Before, there had been just a grey fog. But one day, he had realised that there _was_ fog, and then it went away, gradually, returning memories to him. His sense of self. His name. Maglor. He was Maglor. Hunger and thirst. Tiredness. The fog was gone now, at least he thought it was, and more memories returned to him every day. He noticed the passing of time again, separated in days and in nights. He slept when it was dark and, when it was light, he walked. Found water, found food, although not much; he could not bear to eat anything that lived, and there was not much else. Moss, seeds and sometimes berries or mushrooms, and seaweed, grass or bark when he found nothing else. Later, he remembered roots, and found himself a stick to dig for them. He remembered eggs, and he ate one, but then he remembered that they were alive as well.

A pang of hunger brought him back to the present. The gull was sitting at his feet, staring at him with a tilted head, and when their eyes met, jabbed at. Maglor jumped up, cursing softly, and shooed the gull away. There was some blood, but it did not scare him now, and he walked into the water to wash it away, and wash his face and hands.

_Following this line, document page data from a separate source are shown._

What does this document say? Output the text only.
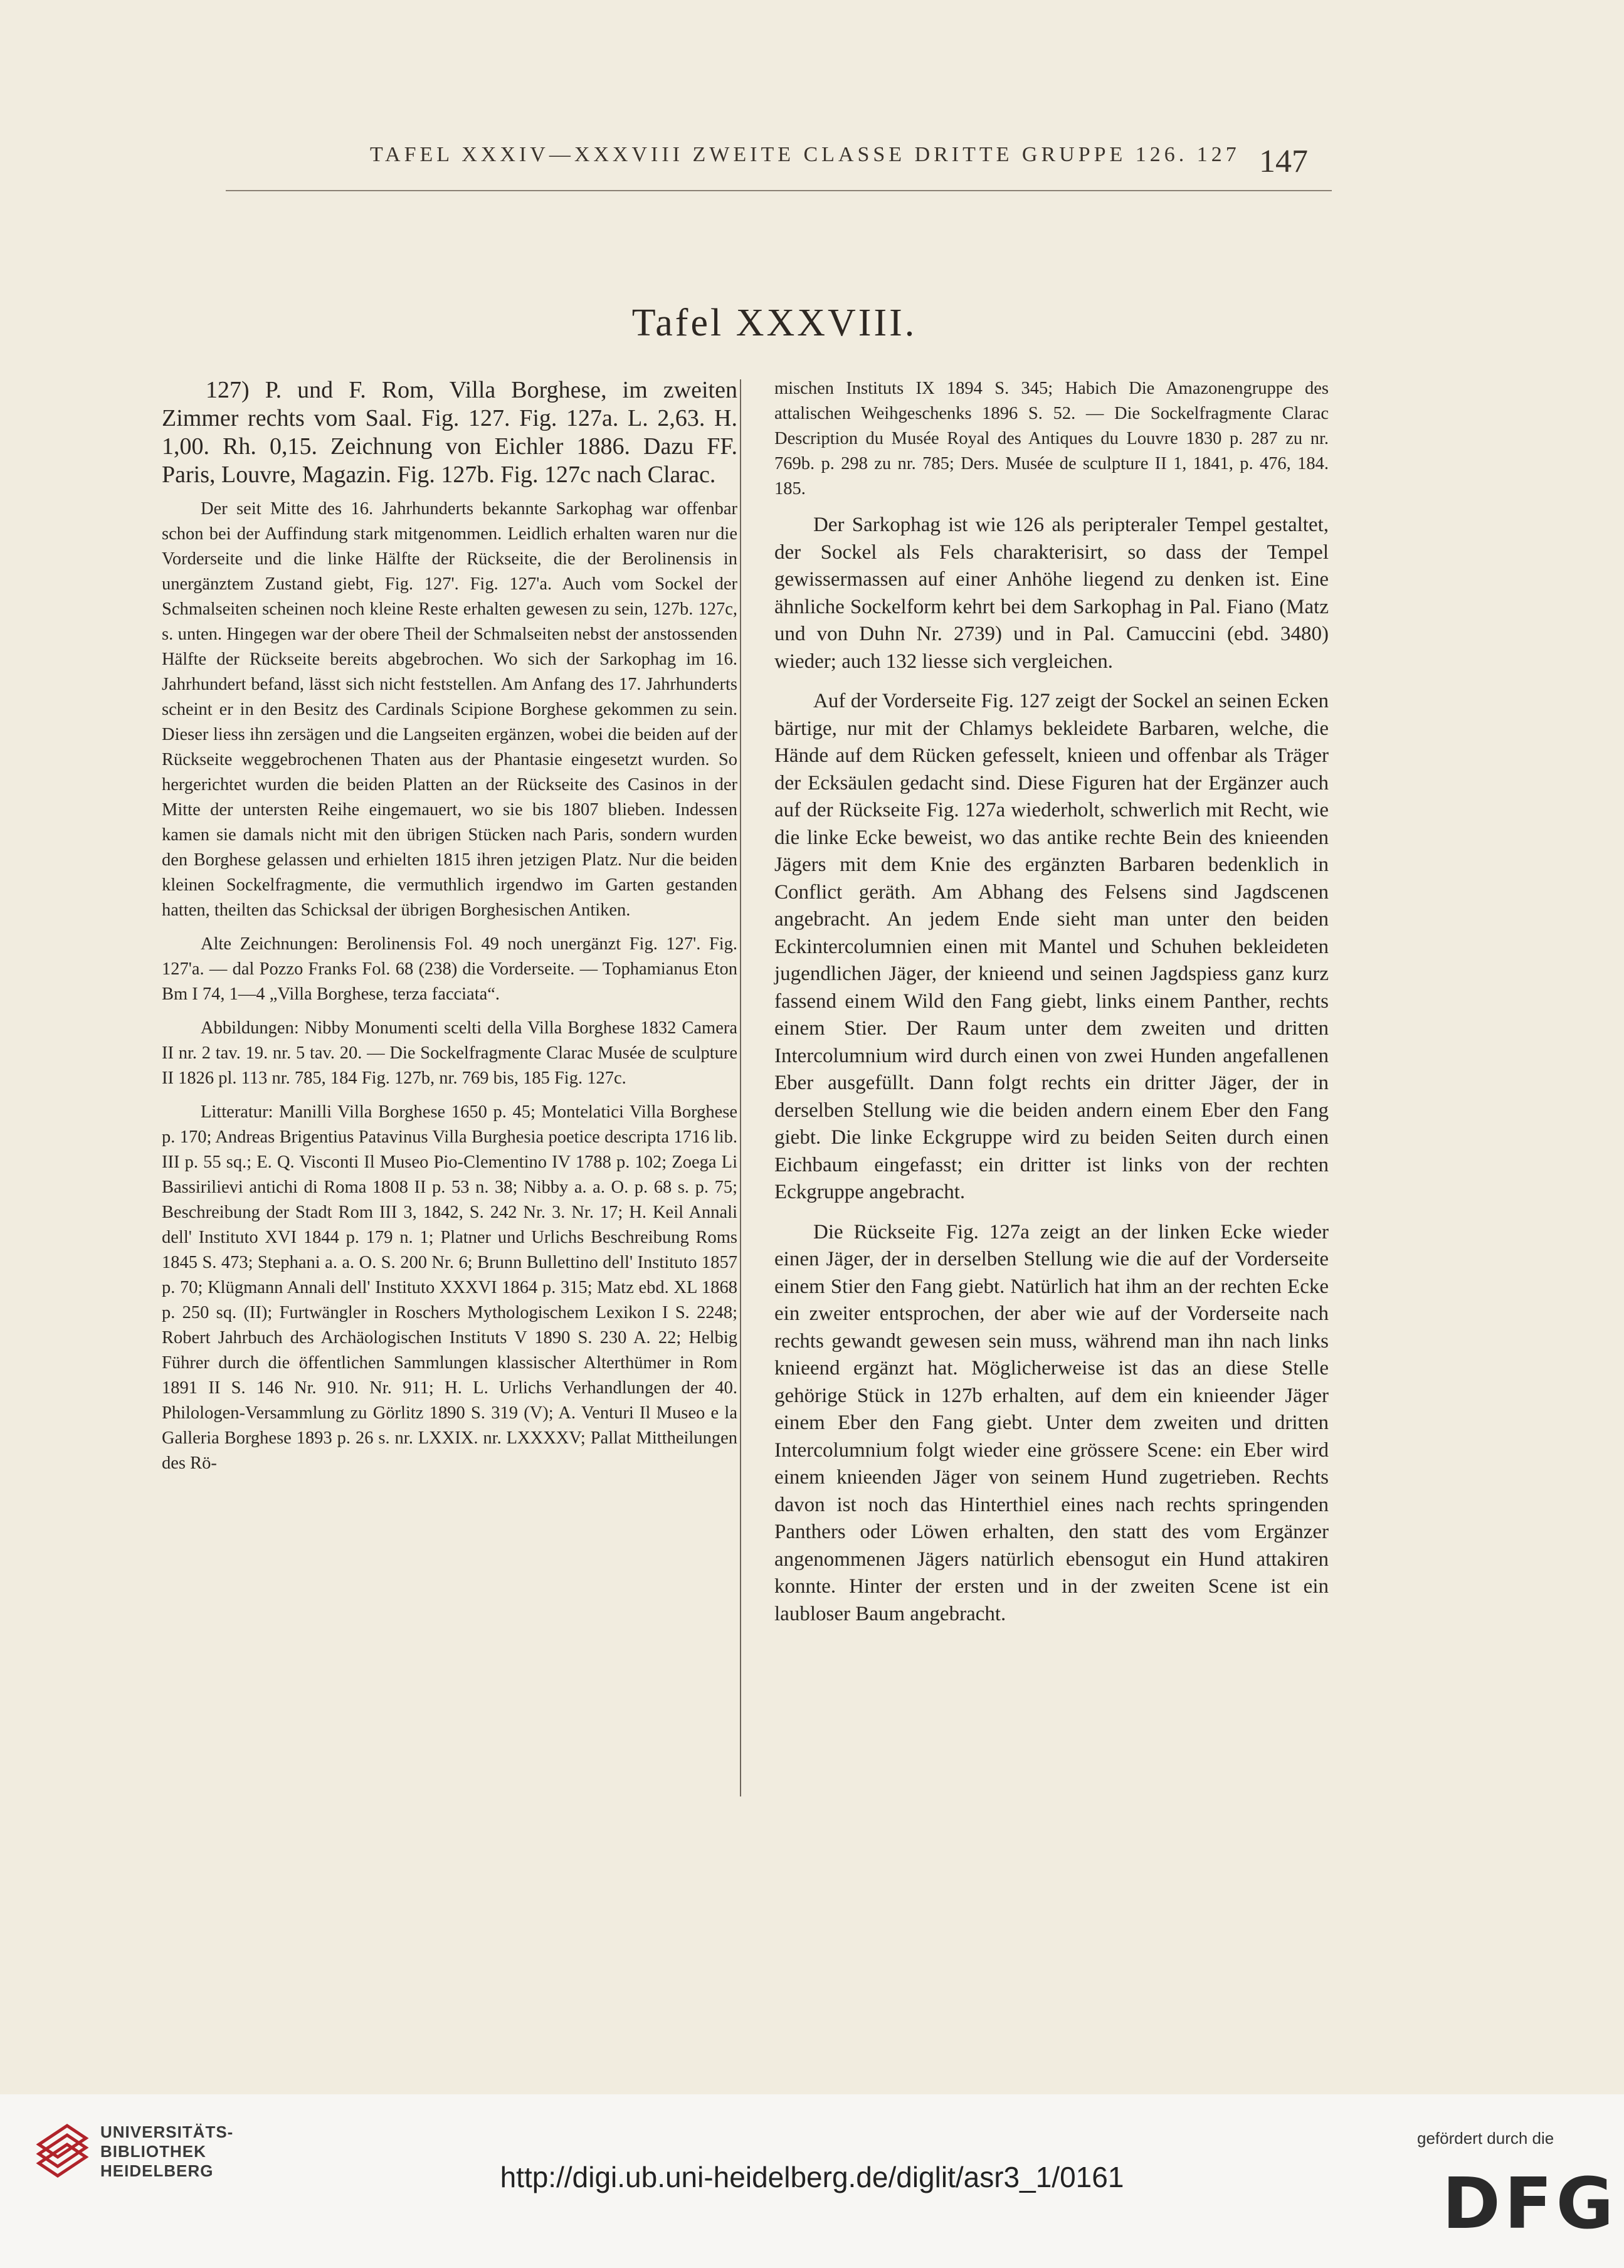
TAFEL XXXIV—XXXVIII ZWEITE CLASSE DRITTE GRUPPE 126. 127 147
Tafel XXXVIII.

127) P. und F. Rom, Villa Borghese, im zweiten Zimmer rechts vom Saal. Fig. 127. Fig. 127a. L. 2,63. H. 1,00. Rh. 0,15. Zeichnung von Eichler 1886. Dazu FF. Paris, Louvre, Magazin. Fig. 127b. Fig. 127c nach Clarac.

Der seit Mitte des 16. Jahrhunderts bekannte Sarkophag war offenbar schon bei der Auffindung stark mitgenommen. Leidlich erhalten waren nur die Vorderseite und die linke Hälfte der Rückseite, die der Berolinensis in unergänztem Zustand giebt, Fig. 127'. Fig. 127'a. Auch vom Sockel der Schmalseiten scheinen noch kleine Reste erhalten gewesen zu sein, 127b. 127c, s. unten. Hingegen war der obere Theil der Schmalseiten nebst der anstossenden Hälfte der Rückseite bereits abgebrochen. Wo sich der Sarkophag im 16. Jahrhundert befand, lässt sich nicht feststellen. Am Anfang des 17. Jahrhunderts scheint er in den Besitz des Cardinals Scipione Borghese gekommen zu sein. Dieser liess ihn zersägen und die Langseiten ergänzen, wobei die beiden auf der Rückseite weggebrochenen Thaten aus der Phantasie eingesetzt wurden. So hergerichtet wurden die beiden Platten an der Rückseite des Casinos in der Mitte der untersten Reihe eingemauert, wo sie bis 1807 blieben. Indessen kamen sie damals nicht mit den übrigen Stücken nach Paris, sondern wurden den Borghese gelassen und erhielten 1815 ihren jetzigen Platz. Nur die beiden kleinen Sockelfragmente, die vermuthlich irgendwo im Garten gestanden hatten, theilten das Schicksal der übrigen Borghesischen Antiken.

Alte Zeichnungen: Berolinensis Fol. 49 noch unergänzt Fig. 127'. Fig. 127'a. — dal Pozzo Franks Fol. 68 (238) die Vorderseite. — Tophamianus Eton Bm I 74, 1—4 „Villa Borghese, terza facciata“.

Abbildungen: Nibby Monumenti scelti della Villa Borghese 1832 Camera II nr. 2 tav. 19. nr. 5 tav. 20. — Die Sockelfragmente Clarac Musée de sculpture II 1826 pl. 113 nr. 785, 184 Fig. 127b, nr. 769 bis, 185 Fig. 127c.

Litteratur: Manilli Villa Borghese 1650 p. 45; Montelatici Villa Borghese p. 170; Andreas Brigentius Patavinus Villa Burghesia poetice descripta 1716 lib. III p. 55 sq.; E. Q. Visconti Il Museo Pio-Clementino IV 1788 p. 102; Zoega Li Bassirilievi antichi di Roma 1808 II p. 53 n. 38; Nibby a. a. O. p. 68 s. p. 75; Beschreibung der Stadt Rom III 3, 1842, S. 242 Nr. 3. Nr. 17; H. Keil Annali dell' Instituto XVI 1844 p. 179 n. 1; Platner und Urlichs Beschreibung Roms 1845 S. 473; Stephani a. a. O. S. 200 Nr. 6; Brunn Bullettino dell' Instituto 1857 p. 70; Klügmann Annali dell' Instituto XXXVI 1864 p. 315; Matz ebd. XL 1868 p. 250 sq. (II); Furtwängler in Roschers Mythologischem Lexikon I S. 2248; Robert Jahrbuch des Archäologischen Instituts V 1890 S. 230 A. 22; Helbig Führer durch die öffentlichen Sammlungen klassischer Alterthümer in Rom 1891 II S. 146 Nr. 910. Nr. 911; H. L. Urlichs Verhandlungen der 40. Philologen-Versammlung zu Görlitz 1890 S. 319 (V); A. Venturi Il Museo e la Galleria Borghese 1893 p. 26 s. nr. LXXIX. nr. LXXXXV; Pallat Mittheilungen des Rö-

mischen Instituts IX 1894 S. 345; Habich Die Amazonengruppe des attalischen Weihgeschenks 1896 S. 52. — Die Sockelfragmente Clarac Description du Musée Royal des Antiques du Louvre 1830 p. 287 zu nr. 769b. p. 298 zu nr. 785; Ders. Musée de sculpture II 1, 1841, p. 476, 184. 185.

Der Sarkophag ist wie 126 als peripteraler Tempel gestaltet, der Sockel als Fels charakterisirt, so dass der Tempel gewissermassen auf einer Anhöhe liegend zu denken ist. Eine ähnliche Sockelform kehrt bei dem Sarkophag in Pal. Fiano (Matz und von Duhn Nr. 2739) und in Pal. Camuccini (ebd. 3480) wieder; auch 132 liesse sich vergleichen.

Auf der Vorderseite Fig. 127 zeigt der Sockel an seinen Ecken bärtige, nur mit der Chlamys bekleidete Barbaren, welche, die Hände auf dem Rücken gefesselt, knieen und offenbar als Träger der Ecksäulen gedacht sind. Diese Figuren hat der Ergänzer auch auf der Rückseite Fig. 127a wiederholt, schwerlich mit Recht, wie die linke Ecke beweist, wo das antike rechte Bein des knieenden Jägers mit dem Knie des ergänzten Barbaren bedenklich in Conflict geräth. Am Abhang des Felsens sind Jagdscenen angebracht. An jedem Ende sieht man unter den beiden Eckintercolumnien einen mit Mantel und Schuhen bekleideten jugendlichen Jäger, der knieend und seinen Jagdspiess ganz kurz fassend einem Wild den Fang giebt, links einem Panther, rechts einem Stier. Der Raum unter dem zweiten und dritten Intercolumnium wird durch einen von zwei Hunden angefallenen Eber ausgefüllt. Dann folgt rechts ein dritter Jäger, der in derselben Stellung wie die beiden andern einem Eber den Fang giebt. Die linke Eckgruppe wird zu beiden Seiten durch einen Eichbaum eingefasst; ein dritter ist links von der rechten Eckgruppe angebracht.

Die Rückseite Fig. 127a zeigt an der linken Ecke wieder einen Jäger, der in derselben Stellung wie die auf der Vorderseite einem Stier den Fang giebt. Natürlich hat ihm an der rechten Ecke ein zweiter entsprochen, der aber wie auf der Vorderseite nach rechts gewandt gewesen sein muss, während man ihn nach links knieend ergänzt hat. Möglicherweise ist das an diese Stelle gehörige Stück in 127b erhalten, auf dem ein knieender Jäger einem Eber den Fang giebt. Unter dem zweiten und dritten Intercolumnium folgt wieder eine grössere Scene: ein Eber wird einem knieenden Jäger von seinem Hund zugetrieben. Rechts davon ist noch das Hinterthiel eines nach rechts springenden Panthers oder Löwen erhalten, den statt des vom Ergänzer angenommenen Jägers natürlich ebensogut ein Hund attakiren konnte. Hinter der ersten und in der zweiten Scene ist ein laubloser Baum angebracht.

UNIVERSITÄTS-
BIBLIOTHEK
HEIDELBERG	http://digi.ub.uni-heidelberg.de/diglit/asr3_1/0161
gefördert durch die
DFG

Then he started off along the beach, as he did every day. Walking, watching, observing the sea and the sky, forever changing and yet somehow always the same. Finding food when hunger pained him, resting when he grew tired. Waiting for more memories to return. Waiting for familiar places to turn up, although he had no knowledge where he was, and if there still existed any familiar places, or all were gone under the sea. Waiting for the fragments of his old life to come together.

He remembered the sound of the pebbles swishing in the waves, and a song rose inside, strong and sad and beautiful. He sang.